Bridging safety and cybersecurity
While many organisations still see safety and cybersecurity as separate worlds, Vinçotte sees them as deeply connected. Both are about trust, continuity, and behaviour.
“As an organisation, we have a role to play in raising cybersecurity awareness among our clients, the same way we’ve always talked about physical safety,” Coomans explains. “The two belong together.”
That connection is not only conceptual, but also strategic.
“Safety can unlock budgets that cybersecurity alone cannot,” says Coomans. “In many companies, the safety department is better structured and funded than IT. By connecting those two worlds, you create real impact.”
This pragmatic approach reflects Vinçotte’s DNA: focusing not on
technology for its own sake, but on people, organisations, and continuous
learning.
“Awareness doesn’t happen in one way only,” Coomans adds. “E-learning modules are a great foundation, but they work best when they’re brought to life with real examples from your own company. When people recognise situations from their daily work, the lessons really stick.”
Coomans often begins conversations with three simple questions that reveal a lot about a company’s readiness:
- When was the last time you tested whether your backups can be fully restored?
- Do you have an incident-response plan and does everyone know what to do if ransomware strikes today?
- Does your organisation have a formal approach to risk management, and does cybersecurity form part of it?
“If the answer to any of those is unclear,” he says, “there’s work to do.”
Leadership as a lever
Cybersecurity truly takes root only when it’s driven from the top. “Leadership plays a crucial role,” says Vanderlocht. “It’s the leadership team that decides whether the topic gets attention and resources. If it doesn’t come from the top, it doesn’t happen.”
Vanderlocht sees cybersecurity as an essential part of enterprise risk management. “Safety has always been a board topic — fire safety, worker safety, process safety,” she says. “Cyber safety must be on that same list. It’s not just an IT risk; it’s a business continuity risk, a reputational risk, and a customer risk.”
That’s why the Vinçotte Academy now offers dedicated training for Board Members and Top Management. Not to turn them into cybersecurity experts, but to help them ask the right questions and take ownership of the topic.

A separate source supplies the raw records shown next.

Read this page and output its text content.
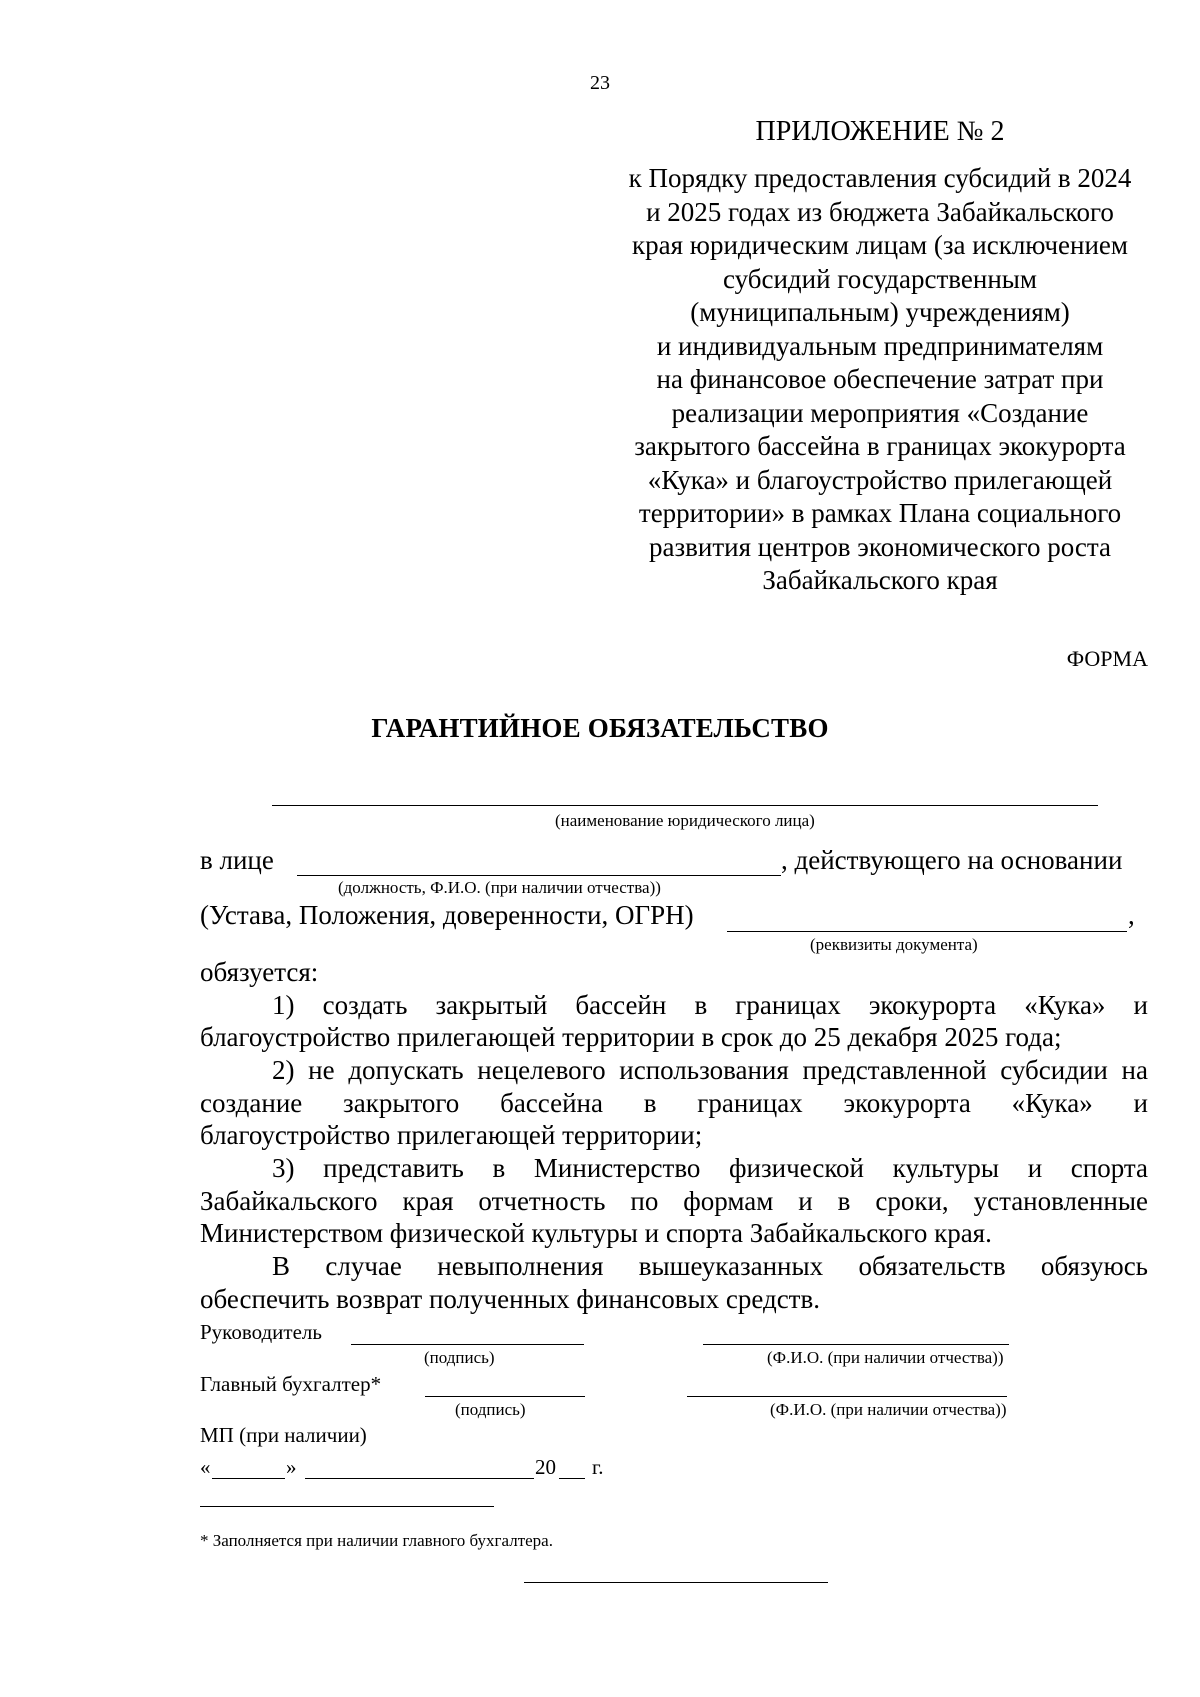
23
ПРИЛОЖЕНИЕ № 2
к Порядку предоставления субсидий в 2024
и 2025 годах из бюджета Забайкальского
края юридическим лицам (за исключением
субсидий государственным
(муниципальным) учреждениям)
и индивидуальным предпринимателям
на финансовое обеспечение затрат при
реализации мероприятия «Создание
закрытого бассейна в границах экокурорта
«Кука» и благоустройство прилегающей
территории» в рамках Плана социального
развития центров экономического роста
Забайкальского края
ФОРМА
ГАРАНТИЙНОЕ ОБЯЗАТЕЛЬСТВО
(наименование юридического лица)
в лице	, действующего на основании
(должность, Ф.И.О. (при наличии отчества))
(Устава, Положения, доверенности, ОГРН)	,
(реквизиты документа)
обязуется:
1) создать закрытый бассейн в границах экокурорта «Кука» и
благоустройство прилегающей территории в срок до 25 декабря 2025 года;
2) не допускать нецелевого использования представленной субсидии на
создание закрытого бассейна в границах экокурорта «Кука» и
благоустройство прилегающей территории;
3) представить в Министерство физической культуры и спорта
Забайкальского края отчетность по формам и в сроки, установленные
Министерством физической культуры и спорта Забайкальского края.
В случае невыполнения вышеуказанных обязательств обязуюсь
обеспечить возврат полученных финансовых средств.
Руководитель
(подпись)	(Ф.И.О. (при наличии отчества))
Главный бухгалтер*
(подпись)	(Ф.И.О. (при наличии отчества))
МП (при наличии)
«	»	20 г.
* Заполняется при наличии главного бухгалтера.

“The issues leadership focuses on are the ones that come to life within the organisation,” says Vanderlocht. One of those questions is deceptively simple: How long does it take between a click and a report in our company?
Trust as the new currency
Vinçotte’s approach to cybersecurity fits into a broader movement: a shift from compliance to resilience, from rules to culture, from checklists to behaviour.

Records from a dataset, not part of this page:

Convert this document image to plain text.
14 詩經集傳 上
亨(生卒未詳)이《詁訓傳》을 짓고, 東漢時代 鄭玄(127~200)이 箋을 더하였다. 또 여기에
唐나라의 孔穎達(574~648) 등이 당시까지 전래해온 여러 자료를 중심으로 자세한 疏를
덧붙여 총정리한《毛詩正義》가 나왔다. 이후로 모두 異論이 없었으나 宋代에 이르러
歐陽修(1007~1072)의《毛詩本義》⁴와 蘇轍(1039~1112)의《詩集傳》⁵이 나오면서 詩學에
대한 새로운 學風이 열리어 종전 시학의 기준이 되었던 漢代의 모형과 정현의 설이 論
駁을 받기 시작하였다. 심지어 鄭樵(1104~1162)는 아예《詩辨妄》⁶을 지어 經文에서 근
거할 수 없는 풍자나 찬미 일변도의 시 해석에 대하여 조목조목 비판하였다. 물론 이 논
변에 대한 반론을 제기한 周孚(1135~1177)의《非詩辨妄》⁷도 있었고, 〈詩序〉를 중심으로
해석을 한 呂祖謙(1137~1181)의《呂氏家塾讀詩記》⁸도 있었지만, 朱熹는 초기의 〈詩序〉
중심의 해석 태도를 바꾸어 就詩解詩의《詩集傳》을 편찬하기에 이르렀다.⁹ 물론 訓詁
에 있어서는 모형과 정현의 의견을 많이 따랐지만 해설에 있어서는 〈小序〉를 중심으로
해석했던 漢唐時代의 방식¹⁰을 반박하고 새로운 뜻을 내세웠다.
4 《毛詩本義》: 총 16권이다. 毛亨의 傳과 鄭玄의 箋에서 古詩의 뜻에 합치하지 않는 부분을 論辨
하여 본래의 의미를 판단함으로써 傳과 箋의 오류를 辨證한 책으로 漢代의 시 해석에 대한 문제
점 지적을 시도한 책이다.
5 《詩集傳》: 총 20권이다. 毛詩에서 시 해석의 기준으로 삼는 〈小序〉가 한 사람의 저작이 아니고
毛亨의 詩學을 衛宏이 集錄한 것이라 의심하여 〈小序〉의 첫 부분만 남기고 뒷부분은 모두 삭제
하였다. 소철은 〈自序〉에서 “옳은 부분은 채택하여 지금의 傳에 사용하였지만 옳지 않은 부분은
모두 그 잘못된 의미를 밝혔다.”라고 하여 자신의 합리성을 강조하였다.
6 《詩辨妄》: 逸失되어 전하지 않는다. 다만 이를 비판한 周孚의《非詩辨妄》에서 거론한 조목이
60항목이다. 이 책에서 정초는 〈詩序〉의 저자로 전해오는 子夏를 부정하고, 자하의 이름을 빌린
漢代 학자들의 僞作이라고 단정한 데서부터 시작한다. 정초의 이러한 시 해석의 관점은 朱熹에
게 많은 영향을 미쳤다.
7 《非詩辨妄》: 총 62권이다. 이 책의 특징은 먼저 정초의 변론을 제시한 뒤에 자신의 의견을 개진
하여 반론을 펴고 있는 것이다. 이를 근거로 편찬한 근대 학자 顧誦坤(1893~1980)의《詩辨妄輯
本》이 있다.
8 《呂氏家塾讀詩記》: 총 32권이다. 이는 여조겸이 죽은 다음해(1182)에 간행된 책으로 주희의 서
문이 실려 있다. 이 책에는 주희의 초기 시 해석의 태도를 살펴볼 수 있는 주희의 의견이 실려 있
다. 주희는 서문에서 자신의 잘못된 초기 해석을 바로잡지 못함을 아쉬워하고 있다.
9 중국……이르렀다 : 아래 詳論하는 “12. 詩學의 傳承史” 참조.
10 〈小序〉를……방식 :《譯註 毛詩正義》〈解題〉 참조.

“You don’t build trust with a single audit,” says Vanderlocht.
“It’s a continuous process of learning, improving, and taking responsibility.”
That philosophy underpins the company’s Trust in Digital initiative:
treating cybersecurity not as control, but as culture. Or as Coomans puts it,
“Cybersecurity is the means, Trust in Digital however is the return on
investment. It’s how you show your clients, investors, and regulators that your
organisation will endure because it’s resilient.”
He compares it to the old Intel Inside sticker on laptops.
“Companies are starting to treat cybersecurity the same way. As something they proudly show,” he says. “Best in class companies even publish a dedicated Trust Page on their websites to explain what they do, which standards they meet, and how they handle incidents. It’s becoming part of their brand.”
Ultimately, says Coomans, the goal is to move from compliance-driven to value-driven cybersecurity.
“When people apply the same awareness at home such as protecting their kids online or helping their parents spot scams, that’s when you know the culture has truly changed. It’s not about ticking boxes. It’s about living trust.”
Vinçotte’s message is clear: cybersecurity is not just a technical challenge. It’s a human one. It’s about leadership, trust, and a healthy dose of distrust. And those are precisely the values Vinçotte has stood for since 1872.